We’re used to the idea that goodbyes are always sad, or at best, bittersweet. I’ve been paying attention to these last times though, and when I look back at my last hangover, my last time twisting the throttle on a motorcycle to push it past 100 on some back road in Marin, the last time I had to sign my life away in the course of doing business, or the last time alone in my paraglider high up in the sky asking, “why am I doing this to myself?”—when I look back on any of those moments, it’s goodbye with love and reverence and respect and joy, and with no regret. I have no wistful desire to fly or ride or drink in that way again. I would love to fly in some other way, to ride bicycles or some sort of electric who-knows-what, or start another, very different business, but I have no desire to go back to those past versions of myself.
It’s not just that I don’t want to go back. I have no desire to overstay my time in any particular chapter of my life. The feeling of turning the page at the right time is like knowing just when to leave the party. You had a good time.

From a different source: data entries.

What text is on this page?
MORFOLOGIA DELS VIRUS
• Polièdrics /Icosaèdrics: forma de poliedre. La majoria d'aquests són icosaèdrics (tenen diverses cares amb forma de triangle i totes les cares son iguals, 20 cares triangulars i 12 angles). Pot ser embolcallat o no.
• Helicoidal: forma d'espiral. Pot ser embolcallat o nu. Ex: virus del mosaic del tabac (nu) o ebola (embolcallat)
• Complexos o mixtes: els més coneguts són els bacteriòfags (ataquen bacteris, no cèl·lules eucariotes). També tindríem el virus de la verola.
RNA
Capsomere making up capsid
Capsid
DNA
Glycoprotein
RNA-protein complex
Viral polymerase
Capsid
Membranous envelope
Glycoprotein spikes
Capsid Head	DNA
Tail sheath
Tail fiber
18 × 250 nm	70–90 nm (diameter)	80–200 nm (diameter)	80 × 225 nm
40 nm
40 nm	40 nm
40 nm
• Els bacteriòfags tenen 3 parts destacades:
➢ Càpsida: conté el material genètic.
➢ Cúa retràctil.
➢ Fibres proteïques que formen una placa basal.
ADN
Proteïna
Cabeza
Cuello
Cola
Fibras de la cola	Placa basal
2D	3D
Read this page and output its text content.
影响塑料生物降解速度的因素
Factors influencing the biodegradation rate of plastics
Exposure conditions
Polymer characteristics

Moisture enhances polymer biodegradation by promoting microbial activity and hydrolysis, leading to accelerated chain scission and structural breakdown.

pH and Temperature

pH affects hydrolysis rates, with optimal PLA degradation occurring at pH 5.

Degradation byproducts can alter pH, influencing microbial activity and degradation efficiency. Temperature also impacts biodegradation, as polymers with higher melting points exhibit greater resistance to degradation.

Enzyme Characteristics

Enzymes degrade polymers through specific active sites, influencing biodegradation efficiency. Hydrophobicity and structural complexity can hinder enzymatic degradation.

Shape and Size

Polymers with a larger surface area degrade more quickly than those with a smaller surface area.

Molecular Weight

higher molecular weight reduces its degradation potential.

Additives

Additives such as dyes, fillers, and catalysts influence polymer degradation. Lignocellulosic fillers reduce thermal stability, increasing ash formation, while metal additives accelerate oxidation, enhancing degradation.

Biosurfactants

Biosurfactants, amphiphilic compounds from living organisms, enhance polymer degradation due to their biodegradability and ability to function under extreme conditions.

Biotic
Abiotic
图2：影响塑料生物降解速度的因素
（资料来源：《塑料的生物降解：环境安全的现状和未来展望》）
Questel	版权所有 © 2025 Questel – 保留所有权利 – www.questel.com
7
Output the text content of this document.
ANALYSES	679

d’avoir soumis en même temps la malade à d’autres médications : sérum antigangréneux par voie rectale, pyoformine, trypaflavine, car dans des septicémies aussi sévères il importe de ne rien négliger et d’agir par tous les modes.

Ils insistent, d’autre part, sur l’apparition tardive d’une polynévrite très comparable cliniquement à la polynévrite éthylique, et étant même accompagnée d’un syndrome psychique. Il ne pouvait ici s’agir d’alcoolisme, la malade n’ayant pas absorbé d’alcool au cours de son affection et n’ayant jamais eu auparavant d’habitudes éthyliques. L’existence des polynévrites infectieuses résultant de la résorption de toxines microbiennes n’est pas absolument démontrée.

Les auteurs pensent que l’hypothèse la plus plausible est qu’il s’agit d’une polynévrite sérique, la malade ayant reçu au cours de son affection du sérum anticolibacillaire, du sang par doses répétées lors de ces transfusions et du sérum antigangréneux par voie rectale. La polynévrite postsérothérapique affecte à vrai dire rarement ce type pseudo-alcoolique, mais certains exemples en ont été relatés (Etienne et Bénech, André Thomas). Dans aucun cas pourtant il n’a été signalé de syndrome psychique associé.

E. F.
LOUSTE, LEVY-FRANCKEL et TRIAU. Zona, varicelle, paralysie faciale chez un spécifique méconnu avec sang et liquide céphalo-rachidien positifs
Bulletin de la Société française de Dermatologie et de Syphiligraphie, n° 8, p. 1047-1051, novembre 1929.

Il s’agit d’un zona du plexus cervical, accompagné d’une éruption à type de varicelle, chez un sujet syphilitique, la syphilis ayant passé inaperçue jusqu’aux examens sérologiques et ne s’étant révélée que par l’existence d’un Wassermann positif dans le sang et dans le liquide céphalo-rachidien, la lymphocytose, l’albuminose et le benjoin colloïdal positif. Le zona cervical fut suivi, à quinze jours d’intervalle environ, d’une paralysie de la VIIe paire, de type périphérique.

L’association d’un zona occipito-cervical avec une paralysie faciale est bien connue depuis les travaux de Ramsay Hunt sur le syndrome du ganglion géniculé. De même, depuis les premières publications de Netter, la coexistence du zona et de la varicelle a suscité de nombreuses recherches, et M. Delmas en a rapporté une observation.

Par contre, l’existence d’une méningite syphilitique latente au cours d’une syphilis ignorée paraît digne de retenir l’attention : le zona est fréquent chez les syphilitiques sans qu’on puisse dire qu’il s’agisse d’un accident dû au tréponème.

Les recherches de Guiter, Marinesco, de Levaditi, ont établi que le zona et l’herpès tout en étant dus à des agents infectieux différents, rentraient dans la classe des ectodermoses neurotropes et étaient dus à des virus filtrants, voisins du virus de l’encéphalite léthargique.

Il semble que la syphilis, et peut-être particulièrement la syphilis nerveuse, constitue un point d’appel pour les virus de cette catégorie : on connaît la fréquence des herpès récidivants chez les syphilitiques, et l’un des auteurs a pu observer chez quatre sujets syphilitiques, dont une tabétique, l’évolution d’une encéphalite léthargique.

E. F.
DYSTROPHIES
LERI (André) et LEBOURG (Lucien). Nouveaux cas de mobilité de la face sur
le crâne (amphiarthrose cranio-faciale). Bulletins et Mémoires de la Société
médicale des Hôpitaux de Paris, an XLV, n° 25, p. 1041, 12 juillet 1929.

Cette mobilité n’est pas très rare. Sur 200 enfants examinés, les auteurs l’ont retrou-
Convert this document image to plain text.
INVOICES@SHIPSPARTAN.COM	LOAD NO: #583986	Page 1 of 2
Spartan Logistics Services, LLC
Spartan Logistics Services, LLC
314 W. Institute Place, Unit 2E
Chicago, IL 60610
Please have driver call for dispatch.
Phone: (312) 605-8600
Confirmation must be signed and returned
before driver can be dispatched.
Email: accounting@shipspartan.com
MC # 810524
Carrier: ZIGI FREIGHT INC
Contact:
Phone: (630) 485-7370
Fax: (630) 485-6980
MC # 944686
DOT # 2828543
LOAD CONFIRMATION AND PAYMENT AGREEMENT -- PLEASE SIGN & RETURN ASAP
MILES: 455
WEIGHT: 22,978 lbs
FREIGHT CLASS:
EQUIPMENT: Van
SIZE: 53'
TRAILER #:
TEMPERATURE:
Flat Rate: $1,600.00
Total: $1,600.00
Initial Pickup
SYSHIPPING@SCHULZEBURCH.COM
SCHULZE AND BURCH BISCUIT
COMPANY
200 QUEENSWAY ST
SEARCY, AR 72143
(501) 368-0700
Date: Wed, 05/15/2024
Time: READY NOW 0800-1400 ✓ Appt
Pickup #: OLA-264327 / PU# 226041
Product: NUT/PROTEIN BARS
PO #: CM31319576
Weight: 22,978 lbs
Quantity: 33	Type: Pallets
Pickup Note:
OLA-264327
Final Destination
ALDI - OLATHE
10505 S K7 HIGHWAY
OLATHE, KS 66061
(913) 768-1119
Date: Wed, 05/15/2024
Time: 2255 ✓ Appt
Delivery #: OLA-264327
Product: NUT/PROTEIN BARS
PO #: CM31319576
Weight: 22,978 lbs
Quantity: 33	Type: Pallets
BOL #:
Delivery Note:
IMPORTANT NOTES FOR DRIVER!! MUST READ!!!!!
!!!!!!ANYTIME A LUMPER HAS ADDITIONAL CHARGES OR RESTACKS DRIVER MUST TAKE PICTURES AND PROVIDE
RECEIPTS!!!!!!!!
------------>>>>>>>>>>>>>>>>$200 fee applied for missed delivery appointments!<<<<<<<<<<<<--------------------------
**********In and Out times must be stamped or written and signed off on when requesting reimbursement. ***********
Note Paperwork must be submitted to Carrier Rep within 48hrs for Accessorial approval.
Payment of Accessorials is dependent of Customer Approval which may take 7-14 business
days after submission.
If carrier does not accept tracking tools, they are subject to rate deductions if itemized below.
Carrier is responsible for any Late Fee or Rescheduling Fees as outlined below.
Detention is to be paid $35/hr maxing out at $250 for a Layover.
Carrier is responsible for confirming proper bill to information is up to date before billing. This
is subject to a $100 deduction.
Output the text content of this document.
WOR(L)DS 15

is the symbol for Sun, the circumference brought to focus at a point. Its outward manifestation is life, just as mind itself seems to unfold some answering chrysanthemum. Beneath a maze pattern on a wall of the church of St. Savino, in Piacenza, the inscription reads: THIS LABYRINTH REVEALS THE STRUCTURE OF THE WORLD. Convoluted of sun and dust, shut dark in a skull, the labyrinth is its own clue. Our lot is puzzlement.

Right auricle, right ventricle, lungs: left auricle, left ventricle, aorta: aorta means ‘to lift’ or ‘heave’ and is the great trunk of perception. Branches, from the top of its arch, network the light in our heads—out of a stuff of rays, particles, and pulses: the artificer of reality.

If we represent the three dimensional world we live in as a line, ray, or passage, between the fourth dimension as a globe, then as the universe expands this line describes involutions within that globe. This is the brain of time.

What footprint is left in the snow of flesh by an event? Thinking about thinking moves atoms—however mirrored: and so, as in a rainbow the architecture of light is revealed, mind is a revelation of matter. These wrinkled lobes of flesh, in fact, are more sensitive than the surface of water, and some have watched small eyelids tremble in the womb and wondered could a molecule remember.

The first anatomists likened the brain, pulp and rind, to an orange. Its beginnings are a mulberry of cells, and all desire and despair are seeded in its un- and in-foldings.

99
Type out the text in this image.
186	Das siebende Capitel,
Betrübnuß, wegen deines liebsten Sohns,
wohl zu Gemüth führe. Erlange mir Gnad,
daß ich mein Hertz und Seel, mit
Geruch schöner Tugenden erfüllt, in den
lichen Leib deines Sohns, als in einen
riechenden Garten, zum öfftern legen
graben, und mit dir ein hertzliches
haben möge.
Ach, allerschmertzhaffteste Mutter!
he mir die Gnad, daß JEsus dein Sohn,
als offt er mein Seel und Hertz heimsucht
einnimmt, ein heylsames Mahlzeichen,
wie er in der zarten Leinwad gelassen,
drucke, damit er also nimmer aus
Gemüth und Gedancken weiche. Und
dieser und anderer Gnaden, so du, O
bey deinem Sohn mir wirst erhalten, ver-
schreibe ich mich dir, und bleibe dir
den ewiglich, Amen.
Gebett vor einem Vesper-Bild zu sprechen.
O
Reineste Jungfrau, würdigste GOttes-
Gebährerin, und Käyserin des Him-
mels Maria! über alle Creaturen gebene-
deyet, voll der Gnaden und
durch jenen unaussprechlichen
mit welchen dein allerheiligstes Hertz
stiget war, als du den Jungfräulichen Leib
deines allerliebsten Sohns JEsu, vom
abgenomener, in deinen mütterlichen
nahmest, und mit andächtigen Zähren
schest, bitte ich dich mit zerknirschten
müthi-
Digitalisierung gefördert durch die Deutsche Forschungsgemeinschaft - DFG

Split before it gets ugly. Quit while you’re ahead. Move on down the road. Make space for something new. Let the message in about what’s coming next for you. It’s good-bye for a reason, after all.
I’ve come to love these moments of moving on, and as much as I resist the idea of giving up that feeling of holding the wind in my hands—or giving up the set of hot new bright-red sails that I just bought—I know from all of these experiences that giving up the holding on to something when it’s started to have a grip on me—that feels good.
Many of these things that I’ve done to fight my way alive, to prove that I exist by going to the edges of the world and shoving myself up against them, many of these things—many of these things I have gradually come to need and want to do less. I don’t need to have more of those experiences to have had them, or for them to remain part of me. I don’t need to keep practicing those parts of myself to be myself.
I want to press myself more into the center now, more into warmth, more into the sun. I have felt the edges and they are part of me, and I don’t need quite so much sharpness any longer. I want more soft glow. I’m making more space for slow. Giving up some of this gripping is allowing myself to be alive in other ways, to get older, to be mortal.
Giving something up feels a lot like freedom—and the moment of that last and final time that I do something has come to feel like a gift, or a plaque that I can hang on my wall and point to—a lifetime achievement award. Giving something up is a conscious look towards the end, an acknowledgment and even, I’d say, a celebration—of death. Not to cut things short, but to say, I see you coming.
Every story has an end, and the final words are as important as the first.
To return to the moment where I began, what I saw right then, as a I flew down the face of a ten foot Pacific wave stacked up from the west and tilting ever-earthwards, is that I don’t need quite so much to scare myself alive. Looking back through the Gate towards the towers of the City, just hanging on by my toes—I felt my abs tighten and my back straighten up. My head lifted as I filled my chest with sea air, and I saw the last time coming.